LLB Law and Criminology
- UCAS Code: ML26
- Duration: 3 years
- Typical UK entry requirements: AAA / AAB
- Interview required? No
- Qualifying Law degree? Yes
- Optional modules? Yes
LLB Law and Criminology
This joint honours degree incorporates modules from the School of Law and the Department of Criminology. Criminology examines the nature, extent, causes, and control of criminal behaviour in both the individual and wider society, exploring the factors that underscore processes of law making, law breaking and law enforcement.
Topics that are typically explored in criminology include – what is the nature of criminal behaviour? Why do individuals commit crime? How and why do definitions of crime change over time and between societies? How should society deal with criminal activity? As such, Criminology can complement and contextualise your Law studies.
In your first year you will study the fundamentals of the legal system and criminology and develop your legal skills. In your second and final years, you will build upon your knowledge by studying a number of core modules, as well as pursuing your own interests from our range of optional modules.
Optional Criminology modules
- Advanced Policing
- Drugs, Crime and Society
- Youth Crime
- Working in Criminal Justice
- Crime and the Media
- Hate Crime
- Cultures of Crime
- Forensic Science
- Crime, Law and Justice
This list is provided as a guide to the type of modules available, and is dependent upon availability of staff in the Criminology department.
During your degree, you will develop:
- Knowledge and understanding of Law and Criminology
- An appreciation of the social and policy issues underlying the law
- Skills in legal and academic reasoning (including logical analysis and problem solving)
- Skills in legal and academic research
- Transferable skills, particularly in oral and written communication, independent learning and information handling
Teaching and Assessment
- Large group lectures
- Small tutorials (7–8 students)
- 11 hours of teaching time per week (approximately)
- 20 hours of self-study time (approximately)
- Assessment by essay and/or exam
As well as a career in law, specific career opportunities for those with this degree could include roles in social work, probation, youth and community justice, the police or prison services, criminal justice agencies or welfare rights. A law degree is also an excellent stepping stone to graduate roles in a wide variety of employment sectors. Many employers regard law graduates as well rounded with highly transferable skills like problem solving, constructing arguments, research and time management.

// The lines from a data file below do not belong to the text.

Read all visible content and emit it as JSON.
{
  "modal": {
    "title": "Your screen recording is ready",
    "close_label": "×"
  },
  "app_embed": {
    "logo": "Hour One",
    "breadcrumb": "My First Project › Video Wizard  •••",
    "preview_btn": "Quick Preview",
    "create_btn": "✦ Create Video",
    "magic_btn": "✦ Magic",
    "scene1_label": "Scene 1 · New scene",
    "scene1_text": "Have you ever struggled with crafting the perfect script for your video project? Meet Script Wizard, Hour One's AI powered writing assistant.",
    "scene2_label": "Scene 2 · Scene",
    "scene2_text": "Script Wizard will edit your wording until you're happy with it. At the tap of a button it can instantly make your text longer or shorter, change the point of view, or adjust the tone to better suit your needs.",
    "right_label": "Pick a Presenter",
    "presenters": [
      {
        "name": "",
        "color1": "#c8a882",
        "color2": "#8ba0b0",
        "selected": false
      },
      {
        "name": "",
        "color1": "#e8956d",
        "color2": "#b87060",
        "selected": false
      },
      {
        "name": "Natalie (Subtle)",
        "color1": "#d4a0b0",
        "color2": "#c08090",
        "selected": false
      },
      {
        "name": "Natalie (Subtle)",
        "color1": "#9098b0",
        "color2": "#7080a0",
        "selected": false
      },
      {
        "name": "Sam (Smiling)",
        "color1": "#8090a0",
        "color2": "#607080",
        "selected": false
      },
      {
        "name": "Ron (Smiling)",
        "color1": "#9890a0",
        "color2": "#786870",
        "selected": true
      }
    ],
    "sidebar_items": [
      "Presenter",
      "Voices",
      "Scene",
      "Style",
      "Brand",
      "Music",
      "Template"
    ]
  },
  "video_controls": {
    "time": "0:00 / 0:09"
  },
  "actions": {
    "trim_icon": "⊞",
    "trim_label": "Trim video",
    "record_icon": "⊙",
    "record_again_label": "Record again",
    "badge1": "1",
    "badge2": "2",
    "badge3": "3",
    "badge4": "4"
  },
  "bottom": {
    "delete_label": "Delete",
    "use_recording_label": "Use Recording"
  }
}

This programme is a qualifying law degree and so will prepare you for the next step towards becoming a legal professional. If you wish to qualify as a solicitor or barrister in England or Wales after graduation you will need to complete the LPC (Legal Practice Course) or BPTC (Bar Professional Training Course) along with a training contract as a trainee solicitor or pupillage as a trainee barrister. Applicants wishing to become lawyers outside of England and Wales should consult the appropriate country’s legal statutory body to check the requirements. Information for Canadian applicants.
The School of Law, together with the student Law Societies and the University's Career Development Service, provide comprehensive careers support to all students (whether they wish to pursue a traditional legal career or not) – helping with career choice, applications, interviews and providing information on employment and internship opportunities.